Since about 2001, many studies in this area have used the 1.2 GB dataset assembled by George Tzanetakis, who was one of the first to study this area. The typical approach has been to design and test a set of acoustic features with a classifier, then report the mean accuracies from cross validation, and perhaps a confusion table. Below is a confusion table I just created from this dataset using one classification method and set of acoustic features.
First, we listen to the mislabeled Classical excepts, of which we see there are four out of the one hundred tested. The excerpt classical.00045 was labeled Jazz:
I would say that this confusion is acceptable because of its use of subject and variations, and the general lack of tonal center; and probably most of that passage was notated with figured bass and later written. (The pops are present in the original file.)
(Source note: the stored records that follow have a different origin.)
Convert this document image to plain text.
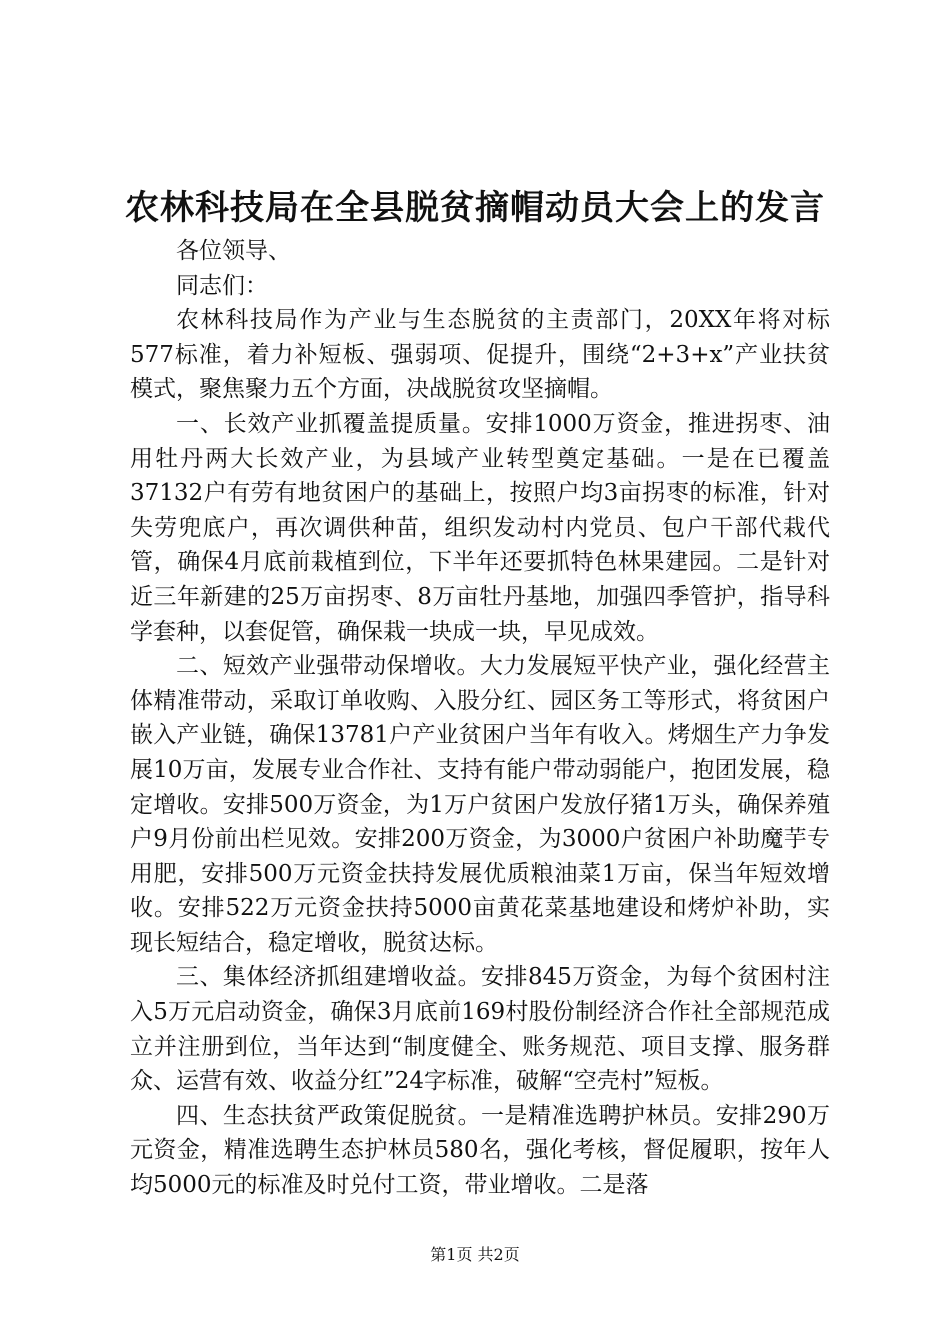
农林科技局在全县脱贫摘帽动员大会上的发言

各位领导、

同志们：

农林科技局作为产业与生态脱贫的主责部门，20XX年将对标577标准，着力补短板、强弱项、促提升，围绕“2+3+x”产业扶贫模式，聚焦聚力五个方面，决战脱贫攻坚摘帽。

一、长效产业抓覆盖提质量。安排1000万资金，推进拐枣、油用牡丹两大长效产业，为县域产业转型奠定基础。一是在已覆盖37132户有劳有地贫困户的基础上，按照户均3亩拐枣的标准，针对失劳兜底户，再次调供种苗，组织发动村内党员、包户干部代栽代管，确保4月底前栽植到位，下半年还要抓特色林果建园。二是针对近三年新建的25万亩拐枣、8万亩牡丹基地，加强四季管护，指导科学套种，以套促管，确保栽一块成一块，早见成效。

二、短效产业强带动保增收。大力发展短平快产业，强化经营主体精准带动，采取订单收购、入股分红、园区务工等形式，将贫困户嵌入产业链，确保13781户产业贫困户当年有收入。烤烟生产力争发展10万亩，发展专业合作社、支持有能户带动弱能户，抱团发展，稳定增收。安排500万资金，为1万户贫困户发放仔猪1万头，确保养殖户9月份前出栏见效。安排200万资金，为3000户贫困户补助魔芋专用肥，安排500万元资金扶持发展优质粮油菜1万亩，保当年短效增收。安排522万元资金扶持5000亩黄花菜基地建设和烤炉补助，实现长短结合，稳定增收，脱贫达标。

三、集体经济抓组建增收益。安排845万资金，为每个贫困村注入5万元启动资金，确保3月底前169村股份制经济合作社全部规范成立并注册到位，当年达到“制度健全、账务规范、项目支撑、服务群众、运营有效、收益分红”24字标准，破解“空壳村”短板。

四、生态扶贫严政策促脱贫。一是精准选聘护林员。安排290万元资金，精准选聘生态护林员580名，强化考核，督促履职，按年人均5000元的标准及时兑付工资，带业增收。二是落

第1页 共2页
Next is classical.00039, misclassified as Disco:
Unlike the previous mistake, I say that though this confusion is enormously amusing, it is completely unacceptable. First, no part of that excerpt reminds me of Gloria Gaynor. Second, it lacks all of the defining characteristics of disco: a bouncy driving beat, 16th note hi hats, and of course sequins. (I would also say this excerpt is not Classical, but oh well.)
The excerpt classical.00049 is misclassified as Rock:
and I am sure Mozart would be happy with that, but I'm not. Also, here we hear some distortion present in the dataset. It sounds as if the excerpt was amplified beyond quantization limits, which makes me wonder if this excerpt is classified as rock because of its lack of dynamic range. Still, genre is a quality that transcends distortion, such as AM radio.
Finally, classical.00051 is misclassified as Metal:
This is going to annoy my metal friends, but I think that is acceptable considering the presence of dramatic dynamic shifts, tutti power chords, rumbling bass, and szforzando kettles. Mussorgsky always was a bad boy, like a past-day Glenn Branca.
Now, what about things misclassified as Classical? From the confusion table we see that excerpts from all but two genres (Hiphop and Metal) are misclassified Classical. First, we have jazz.00000 and jazz.00001.
One of the few things you might notice is that BOTH OF THESE ARE NOT JAZZ. Have you ever heard an entire orchestra improvise, and at the same time quote Stravinsky? (Maybe inadvertently John Cage, but not Stravinsky.) The musical from which these excerpts come, West Side Story, is not Jazz. I think this is a problem in this dataset.
The Stan Getz in jazz.00057, which I would label Jazz, is misclassified as Classical:
A similar thing happens with country.00069, which is also apparently Classical:
It is as if this classifier misses the front and center saxophone, and Willie Nelson's voice --- so rare are these instruments to Classical music --- and focuses instead on the narrow definition "uses strings." But, probably, the classifier is not listening at all, but is sensitive to particular methods of mastering typical to genres --- which explains the above misclassification of Mozart as Rock. (Another Willie Nelson tune, Uncloudy Day, is also misclassified as Classical.)
Then there is blues.00004:
which are audibly not Classical, yet have no bowed strings.
Blues, Jazz and Country can't have all the fun; disco.00020 is thought to be Classical as well:
which is Clarence Carter's "Patches". Though it is certainly not Classical, I think we can all agree that if this was played at a disco, everyone would stop dancing and start crying. Just as Bernstein's West Side Story above is mislabeled Jazz, Carter's "Patches" is mislabeled Disco. And on top of that, disco.00047, mislabeled Classical
is in my opinion mislabeled itself even though it comes from a Disco piece. This excerpt comes from the most unDisco-like portion of Barbara Streisand and Donna Summer singing No More Tears (Enough is Enough). Listen to when the real Disco portion breaks loose at 1m50! Still, in my opinion, this excerpt has no business being used to represent Disco.